There is something strange in the ancient woodlands of Jeløya island. Were it not for the little orange sign staked into the ground, you might almost not notice it, so subtle is “The Grey Zone (NeverWhere),” an installation by Jacob Kirkegaard for this year’s edition of the Momentum Biennale in Norway. The loudspeakers are carefully concealed. The sound is mixed low enough that it sinks into the ambient sounds of the forest. But even if you’re not consciously aware of it, I think you would feel it somehow. In among the rustle of wind through birch leaves, the twittering of wrens, treecreepers and chaffinches, you can make out a series of resonant plinks, plops and silvery crashes suggesting a harsh reverberant interior. The piece suggests an uncanny confusion of interior and exterior spaces. Recorded by Kirkegaard on a trip to the Chernobyl Exclusion Zone in October 2005, the sound is coming from the Azure swimming pool in the abandoned Ukrainian city of Pripyat, a place where no swimmer ever dives but liquid drips from the ceiling, summoning for Kirkegaard the image of indoor rainfall in the beguiling final scene of Andrei Tarkovsky’s film “Solaris” (1972).
The recordings Kirkegaard made at Chernobyl were previously used in the video work “AION” (2006). Inspired by Alvin Lucier’s “I Am Sitting in a Room,” Kirkegaard chose four separate spaces within the Exclusion Zone, recorded the sound there, then played it back in the same space, re-recording it in combination with the background ambience again and again—up to ten times—until the resonant frequencies of the room took over, engulfing the entire sonic field. That work was exhibited in the landmark show “Soundings” at New York’s Museum of Modern Art, curated by Barbara London in 2013. Here in Norway, some of those radioactive recordings find a new (half-)life. They are no longer accompanied by video in the safe confines of the gallery; they’re now out in the wild. “When you go out there, you see civilization crumbling,” Kirkegaard told me. “But in the nature areas of the Zone, you could say that nothing looks really wrong. But you know it is there. That changed my whole concept of nature.”

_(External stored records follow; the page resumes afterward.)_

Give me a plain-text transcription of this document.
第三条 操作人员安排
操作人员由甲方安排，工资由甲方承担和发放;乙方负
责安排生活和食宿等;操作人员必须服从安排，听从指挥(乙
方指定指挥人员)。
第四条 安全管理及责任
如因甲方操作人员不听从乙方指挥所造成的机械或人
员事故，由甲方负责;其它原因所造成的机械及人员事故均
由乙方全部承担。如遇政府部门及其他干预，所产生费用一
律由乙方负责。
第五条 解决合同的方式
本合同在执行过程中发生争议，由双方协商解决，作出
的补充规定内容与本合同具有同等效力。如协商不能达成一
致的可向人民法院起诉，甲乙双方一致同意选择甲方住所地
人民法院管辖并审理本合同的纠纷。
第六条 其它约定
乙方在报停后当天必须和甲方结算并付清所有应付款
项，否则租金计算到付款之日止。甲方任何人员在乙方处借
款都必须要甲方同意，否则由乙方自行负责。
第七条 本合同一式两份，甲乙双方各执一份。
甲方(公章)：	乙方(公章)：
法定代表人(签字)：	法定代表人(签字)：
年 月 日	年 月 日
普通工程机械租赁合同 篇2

Born in Esbjerg, on the west coast of Denmark’s Jutland peninsula, Kirkegaard has made a career out of placing his microphones where most would fear to tread. He has recorded cremations and autopsies, volcanic vibrations and melting glaciers, the sounds of war, disease, and massed human waste, and some of the world’s most contested—not to say, most highly militarized—border walls. But he is no documentarian. Kirkegaard’s work is carefully formed and often highly composed, adept at drawing from his chosen subjects their hidden tones and textures, their rich inner music. He has collaborated with brass bands, filmmakers, and composers like Else Marie Pade and Philip Jeck, releasing dozens of albums on labels such as Important Records, Posh Isolation, Topos and Touch. Recently he has been working on a longterm project to document and make public the archival history of David Tudor, Robert Rauschenberg, and Billy Klüver’s “Experiments in Art and Technology” project with E.A.T. director Julie Martin. We met at Galleri F15 in Moss, near the southern tip of Jeløya Island in Norway, to discuss composing with guns, why an autopsy is like a symphony, and the importance of being morbid.